[Security Alert]: Polyfill.io Issue for Google Maps Platform users in Angular

Question

My web app is in Angular and today I got a message from Google Cloud Platform, its mentioned a "Notification Title: [Security Alert]: Polyfill.io Issue for Google Maps Platform users". How can we resolve the issue? Angular has its builtin polyfills.ts which is mandatory and installs with the project by default.

A lot of users using the WordPress Google Map plugin report this issue. But, the same is occurring with my angular application. My project does not include any third party polyfills cdn for the map or so. I am using primeng's Gmap with Google's Map platform combined.

Here they say it, but I can't find polyfill.io to remove from my code.

What am I missing here? Is it with my project missing or outdated any library/packages? If so, which one?

Answer 1

Polyfill.io was owned by the Financial Times web team, then moved under community management, and the last maintainer sold the project to a strange Chinese CDN company, and they moved it away from Fastly (the CDN / Edge compute platform running the OSS code for the service) and started to mess with the returned files.

If you're using Polyfill.io code on your site – like 100,000+ are – remove it immediately

Google has become aware of a security issue that may be affecting websites using specific third-party libraries (including polyfill.io).
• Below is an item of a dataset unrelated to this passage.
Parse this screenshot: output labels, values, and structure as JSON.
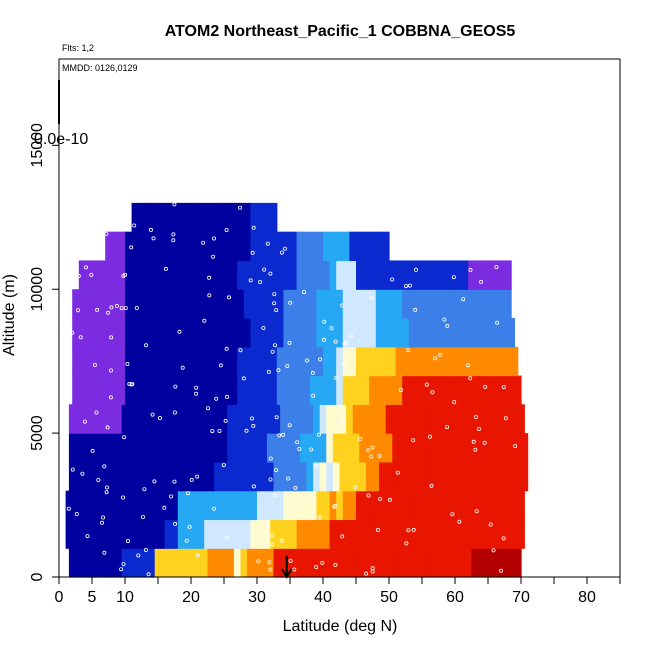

This issue can sometimes redirect visitors away from the intended website without website owner knowledge or permission, or potentially cause other malicious behavior. Many of the Maps JavaScript API samples in the Developer Documentation previously included a polyfill.io script declaration.

The problem is your third-party Google Map library that is using Polyfill.io. Try for updates or replace it.

Answer 2

As far as I know polyfill.ts has no relation to polyfill.io.
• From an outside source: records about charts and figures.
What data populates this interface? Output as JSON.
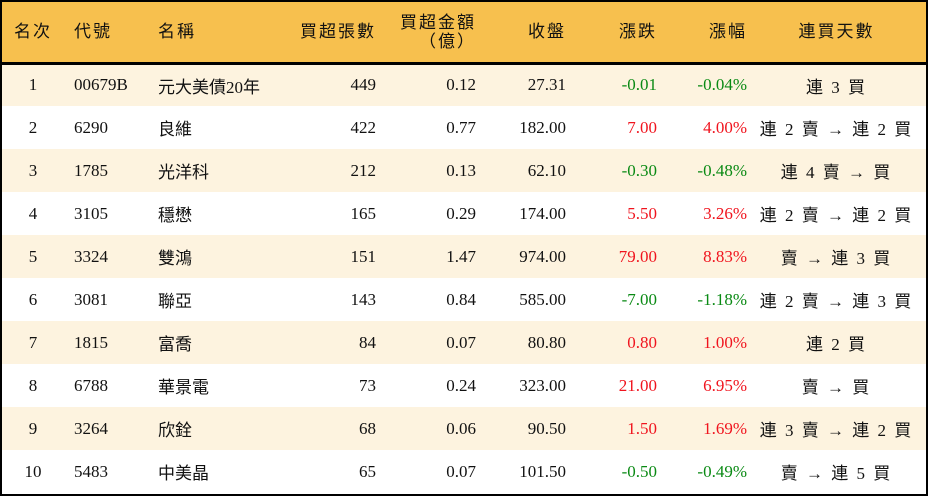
{
  "headers": {
    "rank": "名次",
    "code": "代號",
    "name": "名稱",
    "net_lots": "買超張數",
    "net_amount": "買超金額",
    "net_amount_unit": "（億）",
    "close": "收盤",
    "change": "漲跌",
    "pct": "漲幅",
    "streak": "連買天數"
  },
  "colors": {
    "header_bg": "#F7C04E",
    "alt_row_bg": "#FDF3DF",
    "up": "#f0141e",
    "down": "#0a8a14"
  },
  "rows": [
    {
      "rank": "1",
      "code": "00679B",
      "name": "元大美債20年",
      "net_lots": "449",
      "net_amount": "0.12",
      "close": "27.31",
      "change": "-0.01",
      "pct": "-0.04%",
      "dir": "down",
      "streak": "連 3 買"
    },
    {
      "rank": "2",
      "code": "6290",
      "name": "良維",
      "net_lots": "422",
      "net_amount": "0.77",
      "close": "182.00",
      "change": "7.00",
      "pct": "4.00%",
      "dir": "up",
      "streak": "連 2 賣 → 連 2 買"
    },
    {
      "rank": "3",
      "code": "1785",
      "name": "光洋科",
      "net_lots": "212",
      "net_amount": "0.13",
      "close": "62.10",
      "change": "-0.30",
      "pct": "-0.48%",
      "dir": "down",
      "streak": "連 4 賣 → 買"
    },
    {
      "rank": "4",
      "code": "3105",
      "name": "穩懋",
      "net_lots": "165",
      "net_amount": "0.29",
      "close": "174.00",
      "change": "5.50",
      "pct": "3.26%",
      "dir": "up",
      "streak": "連 2 賣 → 連 2 買"
    },
    {
      "rank": "5",
      "code": "3324",
      "name": "雙鴻",
      "net_lots": "151",
      "net_amount": "1.47",
      "close": "974.00",
      "change": "79.00",
      "pct": "8.83%",
      "dir": "up",
      "streak": "賣 → 連 3 買"
    },
    {
      "rank": "6",
      "code": "3081",
      "name": "聯亞",
      "net_lots": "143",
      "net_amount": "0.84",
      "close": "585.00",
      "change": "-7.00",
      "pct": "-1.18%",
      "dir": "down",
      "streak": "連 2 賣 → 連 3 買"
    },
    {
      "rank": "7",
      "code": "1815",
      "name": "富喬",
      "net_lots": "84",
      "net_amount": "0.07",
      "close": "80.80",
      "change": "0.80",
      "pct": "1.00%",
      "dir": "up",
      "streak": "連 2 買"
    },
    {
      "rank": "8",
      "code": "6788",
      "name": "華景電",
      "net_lots": "73",
      "net_amount": "0.24",
      "close": "323.00",
      "change": "21.00",
      "pct": "6.95%",
      "dir": "up",
      "streak": "賣 → 買"
    },
    {
      "rank": "9",
      "code": "3264",
      "name": "欣銓",
      "net_lots": "68",
      "net_amount": "0.06",
      "close": "90.50",
      "change": "1.50",
      "pct": "1.69%",
      "dir": "up",
      "streak": "連 3 賣 → 連 2 買"
    },
    {
      "rank": "10",
      "code": "5483",
      "name": "中美晶",
      "net_lots": "65",
      "net_amount": "0.07",
      "close": "101.50",
      "change": "-0.50",
      "pct": "-0.49%",
      "dir": "down",
      "streak": "賣 → 連 5 買"
    }
  ]
}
It's a notice to warn users about the vulnerability and not directly pointing at your code that there is a problem.

For the safe side, Do a global search of your project including node_modules for the keyword polyfill.io; if you have it, identify the package and uninstall or check for a new version, if not ignore and proceed.

Just check if .gitignore has node_modules. If that is present, then you will not see the result in global search of vscode/maybe other editors also.